Comment Re: Move to a gated community (Score 1) 611

Yes, they're presently adding three stops under downtown that will connect light rail lines in the city. This particular project is expected to take FIVE YEARS.

A subway line is also being extended down Wilshire Blvd. (the main drag between downtown and the ocean). It will eventually connect downtown to west LA and Beverly Hills, in 2023(!!). As it is the rail systems all join in downtown, and downtown just isn't where most destinations are, people come from outlying areas like Burbank and Manhattan Beach to go to jobs in West LA or Santa Monica, areas that are nominally urban but are in fact intensely developed residential areas where everyone has a $2m house and getting transit built is a huge political slog. NIMBYism is bad but if someone told you a light rail track near your house might cost you $400,000 in home equity you might not be crazy about it either.

Nobody seems to know what they're going to do in the 405 corridor, they've been adding lanes like crazy over the past 5 years but it does nothing. They could add a train but the problem with the 405 is that it connects two very dense areas over a mountain pass, and there's about 6 miles of nothing in between and it's not a natural spot for LRT. Even if they started today, they probably wouldn't finish for 15 years. LA can't pull a Robert Moses, all of the most desirable routes go through very wealthy areas that are politically organized and simply cannot be eminent domained.

Comment Re: No More Ramen (Score 1) 201

He's particularly well-off considering his paying gig amounts to a sinecure.

I'm surprise the Nobel committee allows people to sell their medals. When people win Oscars, for example, the Academy won't let them keep their statue unless they sign an agreement giving the Academy a $1 buyback option on it. The statues all have a little plaque in the back saying, in so many words "this statue is bound by contract and cannot be sold without the written permission of the Academy."

Comment Re: Yeah, well ... (Score 1) 201

The term "Irish race" is pretty well-attested in 19th and early 20th century Amercian usage, along with German Race and a bunch of others.

Race is culturally constructed, and the lines Americans draw with race are historically determined by either slavery and its legacy, or immigration.

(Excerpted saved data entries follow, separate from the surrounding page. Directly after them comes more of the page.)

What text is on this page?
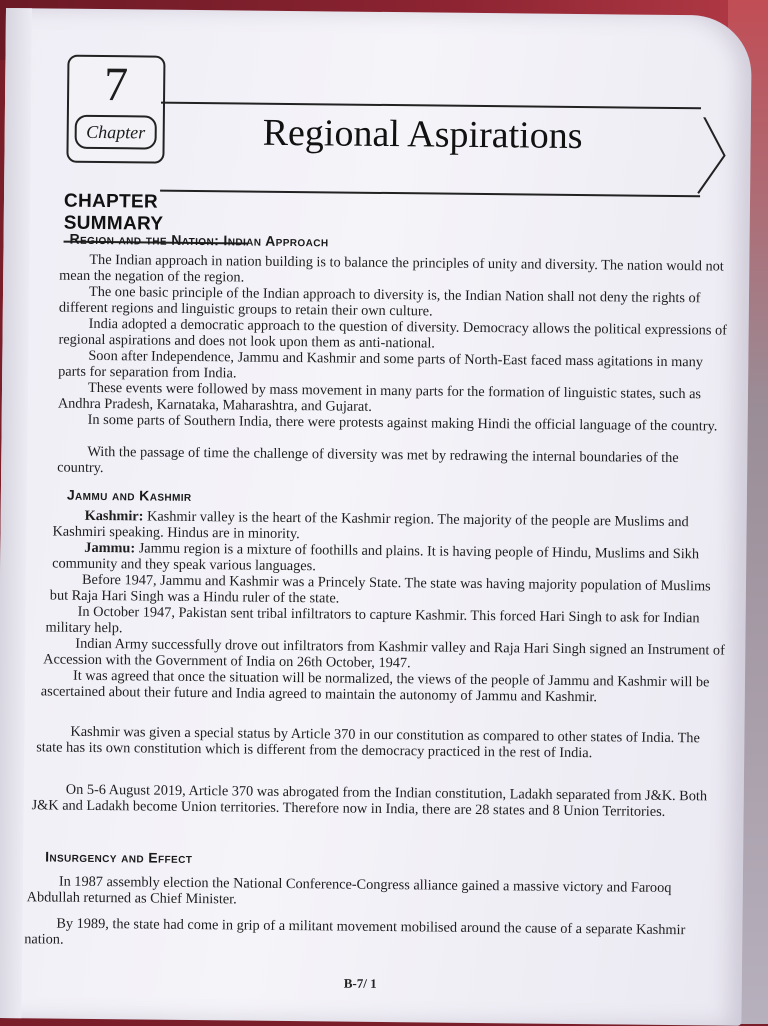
7
Chapter	Regional Aspirations
CHAPTER SUMMARY
Region and the Nation: Indian Approach
The Indian approach in nation building is to balance the principles of unity and diversity. The nation would not mean the negation of the region.
The one basic principle of the Indian approach to diversity is, the Indian Nation shall not deny the rights of different regions and linguistic groups to retain their own culture.
India adopted a democratic approach to the question of diversity. Democracy allows the political expressions of regional aspirations and does not look upon them as anti-national.
Soon after Independence, Jammu and Kashmir and some parts of North-East faced mass agitations in many parts for separation from India.
These events were followed by mass movement in many parts for the formation of linguistic states, such as Andhra Pradesh, Karnataka, Maharashtra, and Gujarat.
In some parts of Southern India, there were protests against making Hindi the official language of the country.
With the passage of time the challenge of diversity was met by redrawing the internal boundaries of the country.
Jammu and Kashmir
Kashmir: Kashmir valley is the heart of the Kashmir region. The majority of the people are Muslims and Kashmiri speaking. Hindus are in minority.
Jammu: Jammu region is a mixture of foothills and plains. It is having people of Hindu, Muslims and Sikh community and they speak various languages.
Before 1947, Jammu and Kashmir was a Princely State. The state was having majority population of Muslims but Raja Hari Singh was a Hindu ruler of the state.
In October 1947, Pakistan sent tribal infiltrators to capture Kashmir. This forced Hari Singh to ask for Indian military help.
Indian Army successfully drove out infiltrators from Kashmir valley and Raja Hari Singh signed an Instrument of Accession with the Government of India on 26th October, 1947.
It was agreed that once the situation will be normalized, the views of the people of Jammu and Kashmir will be ascertained about their future and India agreed to maintain the autonomy of Jammu and Kashmir.
Kashmir was given a special status by Article 370 in our constitution as compared to other states of India. The state has its own constitution which is different from the democracy practiced in the rest of India.
On 5-6 August 2019, Article 370 was abrogated from the Indian constitution, Ladakh separated from J&K. Both J&K and Ladakh become Union territories. Therefore now in India, there are 28 states and 8 Union Territories.
Insurgency and Effect
In 1987 assembly election the National Conference-Congress alliance gained a massive victory and Farooq Abdullah returned as Chief Minister.
By 1989, the state had come in grip of a militant movement mobilised around the cause of a separate Kashmir nation.
B-7/ 1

Skin color is a more important pretext to race now than it was in the past, because now most immigrants to the US aren't coming from Europe.

Comment Re:Missing the Point (Score 1) 161

The whole article is sortof an exercise in textual essentialism.

What does style tell us about what these things mean? It's a literary crit technique that might be applicable here, but he clearly either doesn't know what he's talking about or he's a dilettente who has absorbed the surface features of computer languages without groking the underlying concepts.

Comment Re:Google engineers... (Score 3, Insightful) 239

They fail to understand the purpose of e-mail, and as such we would never ever get the most basic and oldest of the e-mail client functions: folders.

Folders wouldn't work as well as tags for semantic data snarfing. Also it's one of those "competitive features" that they can rightly claim no other email client provides in the same way -- that it also totally effs up IMAP/POP folders and drags you to the web interface as much as possible is a bonus.

But they would go on "reinventing" e-mail forever, with colors, tabs, bars, circles, ovals, shapes, and probably in far future odors.

You can tell somebody at the Googleplex still smarting over the Wave debacle.